What constitutes an advance would be something comprehensive, such as I laid out earlier (I've corrected one or two confusing sentences that resident trolls keep hysterically babbling about):
But since you want to talk policy I'll offer my fix for the problems of the US.
The US makes energy independence a national security matter, allowing squashing dissent and legal challenges to nuclear power plants by presidential executive order. Private corporate bonds are issued for funding of nuclear plants, to the order of a minimum of $100B per year for twenty years. New designs are researched and brought to the point of production-readiness by US Government funding, including thorium reactors. A minimum of twenty reactors per year for ten years are built by private industry using the private bond issues above cited. Part of the interest stream on these bonds is paid back to the DOE for the reactor research projects, in some reasonable fashion.
Methanol, produced from methane, which we have an abundance of, is introduced into gas stations at a market price, which is easily less than gasoline and diesel per gallon of gasoline equivalent. No new facilities or government money is required for this.
Oil shale, conventional drilling, fraccing, oil sands, and the Keystone pipeline would be fast tracked. New oil shale in Colorado and Utah would be fast tracked as a national security matter.

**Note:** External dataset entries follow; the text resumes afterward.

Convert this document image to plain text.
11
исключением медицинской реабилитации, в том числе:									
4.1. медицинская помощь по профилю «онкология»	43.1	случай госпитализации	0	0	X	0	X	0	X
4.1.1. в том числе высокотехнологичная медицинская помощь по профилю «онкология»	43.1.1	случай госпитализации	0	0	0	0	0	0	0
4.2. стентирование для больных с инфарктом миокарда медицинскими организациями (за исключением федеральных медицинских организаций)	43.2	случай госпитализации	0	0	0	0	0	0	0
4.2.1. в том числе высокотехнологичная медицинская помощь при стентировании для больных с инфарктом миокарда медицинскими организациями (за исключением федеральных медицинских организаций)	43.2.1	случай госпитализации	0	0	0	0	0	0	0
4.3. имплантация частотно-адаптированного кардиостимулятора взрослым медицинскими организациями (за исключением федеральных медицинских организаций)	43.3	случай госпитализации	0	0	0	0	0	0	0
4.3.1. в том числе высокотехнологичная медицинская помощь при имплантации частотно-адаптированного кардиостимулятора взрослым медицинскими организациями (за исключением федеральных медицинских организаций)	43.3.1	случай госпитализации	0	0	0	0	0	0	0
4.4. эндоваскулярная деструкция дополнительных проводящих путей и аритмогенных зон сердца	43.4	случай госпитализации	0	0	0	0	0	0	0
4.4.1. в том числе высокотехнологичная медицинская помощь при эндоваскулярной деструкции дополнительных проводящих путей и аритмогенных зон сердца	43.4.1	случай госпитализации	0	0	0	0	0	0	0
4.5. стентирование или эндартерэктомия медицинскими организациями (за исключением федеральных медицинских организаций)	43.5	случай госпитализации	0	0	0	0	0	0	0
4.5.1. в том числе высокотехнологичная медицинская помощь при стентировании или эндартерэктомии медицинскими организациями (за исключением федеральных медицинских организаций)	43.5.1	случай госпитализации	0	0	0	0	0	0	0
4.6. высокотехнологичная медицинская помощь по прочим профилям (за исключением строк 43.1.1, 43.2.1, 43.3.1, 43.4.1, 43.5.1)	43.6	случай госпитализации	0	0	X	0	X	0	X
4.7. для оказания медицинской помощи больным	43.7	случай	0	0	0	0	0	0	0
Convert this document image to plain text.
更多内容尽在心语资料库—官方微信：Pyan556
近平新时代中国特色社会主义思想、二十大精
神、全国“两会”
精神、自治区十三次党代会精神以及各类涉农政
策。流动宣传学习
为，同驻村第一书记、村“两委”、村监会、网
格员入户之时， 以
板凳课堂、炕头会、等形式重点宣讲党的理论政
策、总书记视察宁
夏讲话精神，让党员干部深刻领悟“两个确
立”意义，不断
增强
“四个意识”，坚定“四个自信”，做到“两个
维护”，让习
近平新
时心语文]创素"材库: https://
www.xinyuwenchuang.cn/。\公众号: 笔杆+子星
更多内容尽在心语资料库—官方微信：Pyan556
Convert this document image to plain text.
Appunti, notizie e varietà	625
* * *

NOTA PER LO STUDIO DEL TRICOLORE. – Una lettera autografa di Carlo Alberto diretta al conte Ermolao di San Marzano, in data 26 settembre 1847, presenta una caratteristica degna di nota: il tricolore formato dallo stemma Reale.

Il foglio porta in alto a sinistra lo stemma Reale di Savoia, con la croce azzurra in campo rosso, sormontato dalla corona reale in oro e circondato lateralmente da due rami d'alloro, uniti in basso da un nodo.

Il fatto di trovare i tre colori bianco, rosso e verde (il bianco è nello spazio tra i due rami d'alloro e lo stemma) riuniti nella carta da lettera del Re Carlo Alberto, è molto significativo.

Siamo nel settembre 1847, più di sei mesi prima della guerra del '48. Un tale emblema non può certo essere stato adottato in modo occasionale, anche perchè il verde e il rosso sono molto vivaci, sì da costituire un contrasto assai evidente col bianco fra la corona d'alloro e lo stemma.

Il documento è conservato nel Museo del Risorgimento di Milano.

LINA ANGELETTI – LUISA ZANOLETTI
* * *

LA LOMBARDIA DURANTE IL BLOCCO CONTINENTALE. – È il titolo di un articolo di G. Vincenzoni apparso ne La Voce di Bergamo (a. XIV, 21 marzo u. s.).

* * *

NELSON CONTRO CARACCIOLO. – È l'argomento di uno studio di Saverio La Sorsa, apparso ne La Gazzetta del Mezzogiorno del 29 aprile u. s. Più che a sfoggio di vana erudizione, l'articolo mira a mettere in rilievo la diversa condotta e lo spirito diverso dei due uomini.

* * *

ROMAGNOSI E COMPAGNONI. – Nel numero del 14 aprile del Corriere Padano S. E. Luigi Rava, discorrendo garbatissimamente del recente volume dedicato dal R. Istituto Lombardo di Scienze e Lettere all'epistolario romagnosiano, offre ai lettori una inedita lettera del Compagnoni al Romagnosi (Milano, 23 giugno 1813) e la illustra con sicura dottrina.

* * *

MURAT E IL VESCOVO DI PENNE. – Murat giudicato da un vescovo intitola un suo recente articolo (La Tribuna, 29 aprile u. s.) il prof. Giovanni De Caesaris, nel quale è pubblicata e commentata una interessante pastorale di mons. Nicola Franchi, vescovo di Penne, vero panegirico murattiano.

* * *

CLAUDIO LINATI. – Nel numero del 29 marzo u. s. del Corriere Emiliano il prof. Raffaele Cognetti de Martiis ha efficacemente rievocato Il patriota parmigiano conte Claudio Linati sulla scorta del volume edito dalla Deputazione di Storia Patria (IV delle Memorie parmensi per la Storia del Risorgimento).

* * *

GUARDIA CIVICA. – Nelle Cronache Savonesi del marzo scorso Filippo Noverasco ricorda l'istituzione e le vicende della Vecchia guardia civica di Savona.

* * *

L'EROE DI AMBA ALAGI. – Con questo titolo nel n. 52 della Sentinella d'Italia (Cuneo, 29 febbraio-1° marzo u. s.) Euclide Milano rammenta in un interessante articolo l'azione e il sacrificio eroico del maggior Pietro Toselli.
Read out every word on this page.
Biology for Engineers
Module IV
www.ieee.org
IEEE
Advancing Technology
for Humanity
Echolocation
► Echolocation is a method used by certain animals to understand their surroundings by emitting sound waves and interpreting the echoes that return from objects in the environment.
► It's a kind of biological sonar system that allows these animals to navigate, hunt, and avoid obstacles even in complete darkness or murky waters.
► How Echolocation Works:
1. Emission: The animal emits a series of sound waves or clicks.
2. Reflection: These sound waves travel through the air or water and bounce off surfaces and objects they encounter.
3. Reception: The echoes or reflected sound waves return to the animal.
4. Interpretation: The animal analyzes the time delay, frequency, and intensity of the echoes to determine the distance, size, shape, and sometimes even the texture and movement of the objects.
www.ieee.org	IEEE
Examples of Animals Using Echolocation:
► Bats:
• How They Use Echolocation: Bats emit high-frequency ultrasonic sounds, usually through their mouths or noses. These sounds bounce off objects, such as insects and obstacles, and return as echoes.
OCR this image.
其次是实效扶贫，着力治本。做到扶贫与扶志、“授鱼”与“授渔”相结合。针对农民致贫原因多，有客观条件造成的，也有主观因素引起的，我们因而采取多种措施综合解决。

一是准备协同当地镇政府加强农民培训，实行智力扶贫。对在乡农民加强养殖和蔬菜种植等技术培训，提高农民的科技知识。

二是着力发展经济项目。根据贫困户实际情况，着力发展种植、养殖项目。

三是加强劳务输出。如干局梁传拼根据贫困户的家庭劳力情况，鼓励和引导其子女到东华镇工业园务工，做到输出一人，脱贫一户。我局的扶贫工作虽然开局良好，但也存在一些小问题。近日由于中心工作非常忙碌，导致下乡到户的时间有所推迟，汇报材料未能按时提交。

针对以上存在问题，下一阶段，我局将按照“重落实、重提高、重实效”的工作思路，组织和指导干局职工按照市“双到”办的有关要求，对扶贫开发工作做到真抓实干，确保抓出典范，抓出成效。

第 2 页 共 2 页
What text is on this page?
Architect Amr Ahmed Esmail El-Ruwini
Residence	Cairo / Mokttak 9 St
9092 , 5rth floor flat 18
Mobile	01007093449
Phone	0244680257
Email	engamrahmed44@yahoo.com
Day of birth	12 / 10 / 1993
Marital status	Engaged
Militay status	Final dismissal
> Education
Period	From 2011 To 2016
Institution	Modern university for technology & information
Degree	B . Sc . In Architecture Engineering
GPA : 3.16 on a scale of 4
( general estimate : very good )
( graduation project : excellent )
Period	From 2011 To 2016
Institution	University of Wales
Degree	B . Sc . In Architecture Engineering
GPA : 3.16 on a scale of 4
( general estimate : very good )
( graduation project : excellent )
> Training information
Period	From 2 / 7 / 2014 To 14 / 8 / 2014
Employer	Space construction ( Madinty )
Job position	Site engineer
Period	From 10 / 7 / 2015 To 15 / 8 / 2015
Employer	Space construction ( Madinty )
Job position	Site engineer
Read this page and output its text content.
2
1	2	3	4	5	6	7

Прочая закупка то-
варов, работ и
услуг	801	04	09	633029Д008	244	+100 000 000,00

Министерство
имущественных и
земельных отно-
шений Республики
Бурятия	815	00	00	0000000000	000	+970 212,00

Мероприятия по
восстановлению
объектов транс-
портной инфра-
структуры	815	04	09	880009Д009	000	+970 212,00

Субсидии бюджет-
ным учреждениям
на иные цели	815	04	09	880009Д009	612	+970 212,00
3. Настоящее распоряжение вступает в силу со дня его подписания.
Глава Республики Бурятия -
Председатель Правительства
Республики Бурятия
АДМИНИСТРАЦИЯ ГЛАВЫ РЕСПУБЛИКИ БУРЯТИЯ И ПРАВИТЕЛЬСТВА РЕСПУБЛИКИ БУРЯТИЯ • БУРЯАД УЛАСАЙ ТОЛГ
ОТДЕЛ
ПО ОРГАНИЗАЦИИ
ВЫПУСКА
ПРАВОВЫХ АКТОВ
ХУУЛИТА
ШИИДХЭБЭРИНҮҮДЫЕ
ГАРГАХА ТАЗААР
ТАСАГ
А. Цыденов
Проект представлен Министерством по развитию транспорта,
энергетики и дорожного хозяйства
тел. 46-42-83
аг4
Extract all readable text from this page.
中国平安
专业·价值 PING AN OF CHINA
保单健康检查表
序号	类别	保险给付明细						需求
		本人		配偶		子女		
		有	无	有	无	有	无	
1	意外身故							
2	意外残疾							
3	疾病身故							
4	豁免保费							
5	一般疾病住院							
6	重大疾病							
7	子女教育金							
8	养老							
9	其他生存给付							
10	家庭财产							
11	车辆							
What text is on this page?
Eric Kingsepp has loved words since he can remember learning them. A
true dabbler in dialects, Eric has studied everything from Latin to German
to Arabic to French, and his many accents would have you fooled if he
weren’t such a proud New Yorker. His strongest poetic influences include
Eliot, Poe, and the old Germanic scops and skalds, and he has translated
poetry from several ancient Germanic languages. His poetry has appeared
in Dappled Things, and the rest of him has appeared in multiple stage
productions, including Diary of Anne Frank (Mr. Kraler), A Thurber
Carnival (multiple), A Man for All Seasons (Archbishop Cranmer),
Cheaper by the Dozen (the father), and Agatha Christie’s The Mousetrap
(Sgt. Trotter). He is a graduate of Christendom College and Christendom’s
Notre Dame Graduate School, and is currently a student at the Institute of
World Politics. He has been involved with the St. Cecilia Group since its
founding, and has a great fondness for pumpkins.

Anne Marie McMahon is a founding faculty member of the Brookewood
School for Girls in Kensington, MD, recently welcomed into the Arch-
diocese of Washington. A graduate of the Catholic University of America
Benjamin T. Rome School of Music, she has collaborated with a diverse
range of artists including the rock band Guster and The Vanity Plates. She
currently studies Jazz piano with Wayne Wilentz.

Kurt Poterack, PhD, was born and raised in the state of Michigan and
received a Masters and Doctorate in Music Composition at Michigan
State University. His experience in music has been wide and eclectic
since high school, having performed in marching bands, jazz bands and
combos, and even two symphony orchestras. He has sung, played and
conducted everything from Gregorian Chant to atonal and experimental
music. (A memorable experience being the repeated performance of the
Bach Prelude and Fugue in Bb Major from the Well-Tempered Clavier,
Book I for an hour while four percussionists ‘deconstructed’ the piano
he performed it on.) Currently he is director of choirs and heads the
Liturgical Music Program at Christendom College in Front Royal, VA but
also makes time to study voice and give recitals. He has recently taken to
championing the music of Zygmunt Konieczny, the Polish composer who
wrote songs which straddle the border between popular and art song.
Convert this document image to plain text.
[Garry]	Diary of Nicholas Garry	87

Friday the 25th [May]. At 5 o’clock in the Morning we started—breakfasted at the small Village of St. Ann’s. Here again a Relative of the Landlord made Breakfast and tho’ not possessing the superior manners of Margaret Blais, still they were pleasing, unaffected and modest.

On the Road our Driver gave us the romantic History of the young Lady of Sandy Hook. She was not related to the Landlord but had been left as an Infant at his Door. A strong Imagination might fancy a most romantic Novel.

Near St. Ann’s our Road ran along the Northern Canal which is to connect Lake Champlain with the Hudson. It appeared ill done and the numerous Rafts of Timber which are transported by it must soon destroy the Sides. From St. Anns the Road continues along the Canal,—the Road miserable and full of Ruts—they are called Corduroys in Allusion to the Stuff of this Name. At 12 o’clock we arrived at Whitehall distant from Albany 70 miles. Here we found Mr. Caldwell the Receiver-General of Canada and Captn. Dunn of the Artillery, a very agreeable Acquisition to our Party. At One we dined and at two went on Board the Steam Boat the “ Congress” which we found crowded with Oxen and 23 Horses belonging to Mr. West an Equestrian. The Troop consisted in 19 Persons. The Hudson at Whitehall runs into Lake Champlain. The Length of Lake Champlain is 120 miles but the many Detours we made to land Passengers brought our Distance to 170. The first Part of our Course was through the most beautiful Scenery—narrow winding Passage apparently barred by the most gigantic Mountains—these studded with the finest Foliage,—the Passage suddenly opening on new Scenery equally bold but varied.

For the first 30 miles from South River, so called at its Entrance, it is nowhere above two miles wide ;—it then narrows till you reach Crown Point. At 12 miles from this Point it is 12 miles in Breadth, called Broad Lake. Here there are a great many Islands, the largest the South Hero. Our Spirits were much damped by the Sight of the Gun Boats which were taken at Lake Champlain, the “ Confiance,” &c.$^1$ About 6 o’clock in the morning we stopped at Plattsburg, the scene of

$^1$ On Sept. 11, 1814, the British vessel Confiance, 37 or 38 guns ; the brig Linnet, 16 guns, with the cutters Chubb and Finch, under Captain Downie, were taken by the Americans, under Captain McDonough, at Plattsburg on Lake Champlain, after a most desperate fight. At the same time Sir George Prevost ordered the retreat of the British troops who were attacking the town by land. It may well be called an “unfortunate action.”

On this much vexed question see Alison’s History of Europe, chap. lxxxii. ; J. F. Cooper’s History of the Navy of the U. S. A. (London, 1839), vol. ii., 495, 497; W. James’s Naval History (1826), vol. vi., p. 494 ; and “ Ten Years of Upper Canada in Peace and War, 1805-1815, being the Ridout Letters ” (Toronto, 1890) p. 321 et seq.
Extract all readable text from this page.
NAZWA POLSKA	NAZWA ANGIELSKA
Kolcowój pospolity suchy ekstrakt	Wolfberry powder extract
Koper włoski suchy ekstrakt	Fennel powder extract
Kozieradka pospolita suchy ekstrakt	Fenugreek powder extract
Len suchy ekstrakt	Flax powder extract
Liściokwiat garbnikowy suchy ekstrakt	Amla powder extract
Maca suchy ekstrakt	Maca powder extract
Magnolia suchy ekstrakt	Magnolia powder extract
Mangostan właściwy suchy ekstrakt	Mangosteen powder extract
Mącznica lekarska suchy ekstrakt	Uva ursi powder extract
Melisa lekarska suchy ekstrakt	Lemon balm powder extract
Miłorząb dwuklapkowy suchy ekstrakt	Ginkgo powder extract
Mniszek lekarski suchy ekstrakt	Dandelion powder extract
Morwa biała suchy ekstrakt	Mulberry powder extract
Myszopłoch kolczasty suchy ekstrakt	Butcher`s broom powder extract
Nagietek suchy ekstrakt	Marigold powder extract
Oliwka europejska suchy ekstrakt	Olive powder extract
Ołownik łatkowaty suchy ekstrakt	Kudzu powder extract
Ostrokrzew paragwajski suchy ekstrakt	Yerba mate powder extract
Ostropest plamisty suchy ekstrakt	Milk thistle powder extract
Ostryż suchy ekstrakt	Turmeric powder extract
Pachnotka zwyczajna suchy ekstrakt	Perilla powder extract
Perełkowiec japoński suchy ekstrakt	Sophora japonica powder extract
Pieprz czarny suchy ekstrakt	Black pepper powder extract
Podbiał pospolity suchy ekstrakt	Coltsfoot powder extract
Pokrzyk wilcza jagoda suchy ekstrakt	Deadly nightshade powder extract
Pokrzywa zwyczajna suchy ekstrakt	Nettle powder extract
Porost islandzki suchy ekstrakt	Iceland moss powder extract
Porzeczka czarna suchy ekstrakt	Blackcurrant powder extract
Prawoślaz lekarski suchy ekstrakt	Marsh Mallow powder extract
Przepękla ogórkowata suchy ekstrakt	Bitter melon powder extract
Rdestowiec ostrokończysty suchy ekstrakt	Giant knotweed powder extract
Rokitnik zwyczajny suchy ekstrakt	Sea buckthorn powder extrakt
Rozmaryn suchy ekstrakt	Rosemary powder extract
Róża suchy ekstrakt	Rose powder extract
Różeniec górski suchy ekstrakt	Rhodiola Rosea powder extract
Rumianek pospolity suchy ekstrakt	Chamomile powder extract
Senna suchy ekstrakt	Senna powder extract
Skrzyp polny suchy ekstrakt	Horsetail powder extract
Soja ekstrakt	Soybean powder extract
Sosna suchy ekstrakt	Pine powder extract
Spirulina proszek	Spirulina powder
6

Government subsidies for wind and solar farms cease, excepting where a cost benefit analysis shows true feasibility. Here I am thinking of remote locations, small towns in good locations, islands and so forth. For these locations, equipment - wind and solar - could simply be moved from substandard locations where it now exists.
The result of the above policies would be a change to several hundred billion positive balance of payments, energy independence within a decade, two decades worst case, cheaper gas for cars in the US, and cheaper home heating and cooling for our houses.
The industry that fueled that last two decades of growth in the US was housing, the industry that will fuel the next two decades of growth is energy. The future that I aim have exist, and which I have and will worked toward, is a positive one.
You will note there's no big government scam blithely said to be "cap and trade" or "carbon taxes" in my vision. However, those who are concerned with net carbon emissions will note that the plan includes a huge increase in nuclear power achieved by neutering the anti-nuclear tactics of the radical greenies and using private funding. If you are concerned with carbon, you can easily calculate the net effect of this scale of nuclear power. If you cannot do that, I might do it for you if you asked politely and I wasn't feeling lazy at the moment.